Gagnon: Yellen vs. the BIS: Whose Thesis Makes Better Sense?

Comment in the International Economy, Summer Issue [pdf]

September 1, 2014

Janet Yellen is right to resist diverting monetary policy from its primary objective of stabilizing economic activity and inflation.

Everyone agrees that it is essential to fix the flaws in financial regulation and supervision that allowed a dangerous bubble to form, and central banks are uniquely placed to help in this regard. Governments need the right tools to do the job, including the ability to place limits on leverage and to raise capital standards.

Setting monetary policy on any basis other than the stabilization of employment and inflation is more likely to harm financial stability than to help.

Where there is disagreement is over the role of monetary policy in enhancing financial stability. Even if it were clear that loose monetary policy feeds asset bubbles (and my colleague Adam Posen has argued convincingly that it is not), it does not follow that tighter monetary policy is necessarily the right response to a bubble. The damage caused by a bursting bubble arises from the deadweight costs of bankruptcy and the panic engendered by the fear that a counterparty may go bankrupt. The solution is to reduce debt and increase equity throughout the economy and to ensure that systemically important financial institutions are well capitalized.

During the housing bubble, restrictions on leverage needed to be tightened dramatically. But limits on private borrowing would have reduced spending. To prevent the economy from falling into recession, the Fed would have needed to lower interest rates, not raise them, in order to encourage firms and households with healthy balance sheets to spend more.
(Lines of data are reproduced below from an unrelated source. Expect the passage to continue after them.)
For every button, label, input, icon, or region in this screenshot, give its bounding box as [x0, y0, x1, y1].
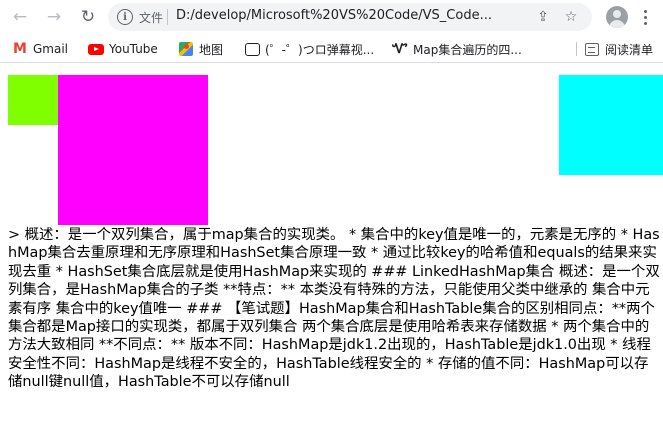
- profile-avatar[interactable]: [606, 6, 628, 28]
- reading-list-icon: [585, 42, 599, 56]
- article-text: > 概述：是一个双列集合，属于map集合的实现类。 * 集合中的key值是唯一的…: [8, 227, 660, 391]
- address-bar[interactable]: i 文件 D:/develop/Microsoft%20VS%20Code/VS…: [108, 3, 592, 31]
- bookmarks-divider: [576, 42, 577, 56]
- security-label: 文件: [139, 11, 164, 25]
- more-menu-icon[interactable]: [636, 6, 654, 28]
- reload-icon: ↻: [80, 6, 96, 27]
- reading-list-button[interactable]: 阅读清单: [584, 40, 653, 58]
- bookmarks-bar: M Gmail YouTube 地图 (゜-゜)つロ弹幕视... Ꮙ Map集合…: [0, 34, 663, 63]
- bookmark-youtube[interactable]: YouTube: [88, 40, 158, 58]
- green-box: [8, 75, 58, 125]
- magenta-box: [58, 75, 208, 225]
- browser-toolbar: ← → ↻ i 文件 D:/develop/Microsoft%20VS%20C…: [0, 0, 663, 34]
- maps-icon: [179, 42, 193, 56]
- tv-icon: [244, 42, 260, 56]
- bookmark-label: Map集合遍历的四...: [413, 42, 522, 57]
- bookmark-bilibili[interactable]: (゜-゜)つロ弹幕视...: [244, 40, 374, 58]
- bookmark-map-article[interactable]: Ꮙ Map集合遍历的四...: [392, 40, 522, 58]
- arrow-left-icon: ←: [12, 6, 28, 27]
- back-button[interactable]: ←: [8, 5, 32, 29]
- reload-button[interactable]: ↻: [76, 5, 100, 29]
- info-icon[interactable]: i: [117, 9, 133, 25]
- omnibox-divider: [167, 9, 168, 25]
- reading-list-label: 阅读清单: [605, 42, 654, 57]
- cyan-box: [559, 75, 663, 175]
- gmail-icon: M: [13, 41, 27, 57]
- youtube-icon: [88, 43, 104, 55]
- vs-icon: Ꮙ: [392, 41, 408, 57]
- star-icon[interactable]: ☆: [562, 8, 580, 26]
- bookmark-label: 地图: [199, 42, 224, 57]
- share-icon[interactable]: ⇪: [534, 8, 552, 26]
- bookmark-label: YouTube: [109, 42, 158, 56]
- bookmark-gmail[interactable]: M Gmail: [12, 40, 68, 58]
- bookmark-label: (゜-゜)つロ弹幕视...: [265, 42, 375, 57]
- bookmark-label: Gmail: [33, 42, 69, 56]
- bookmark-maps[interactable]: 地图: [178, 40, 223, 58]
- url-text[interactable]: D:/develop/Microsoft%20VS%20Code/VS_Code…: [176, 8, 528, 23]
- forward-button[interactable]: →: [42, 5, 66, 29]
- arrow-right-icon: →: [46, 6, 62, 27]
- page-viewport: > 概述：是一个双列集合，属于map集合的实现类。 * 集合中的key值是唯一的…: [0, 63, 663, 444]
BIS economists point to historically low interest rates as a sign that policy is dangerously loose. However, there are many reasons why returns on safe instruments should be low or even negative now in real terms. These include deleveraging and heightened risk aversion after the financial crisis, slower growth of working-age populations, continued large capital inflows into advanced economies from governments in emerging markets, and possibly a slower rate of technological progress. (Larry Summers has been making similar points.) When the equilibrium required return on assets is at a historical low, then asset prices of necessity will be historically high. This does not imply that we are experiencing a risky bubble.

Sweden recently provided a clear test of the dangers of diverting monetary policy from its primary function to fight a perceived bubble. Despite inflation below target and no signs of an overheating economy, the Swedish Riksbank raised its policy rate in 2010–11 out of concern that the debt burden of Swedish households was too high. But the Riksbank was forced to reverse its actions to prevent outright deflation, recently returning its policy rate to essentially zero. Lars Svensson has pointed out that the Riksbank raised the real burden of household debt by undershooting its inflation target, so that its policy tightening may have been counterproductive even in terms of its original financial-stability motivation.

Bottom line, there is no tradeoff between macroeconomic stability and financial stability. Setting monetary policy on any basis other than the stabilization of employment and inflation is more likely to harm financial stability than to help.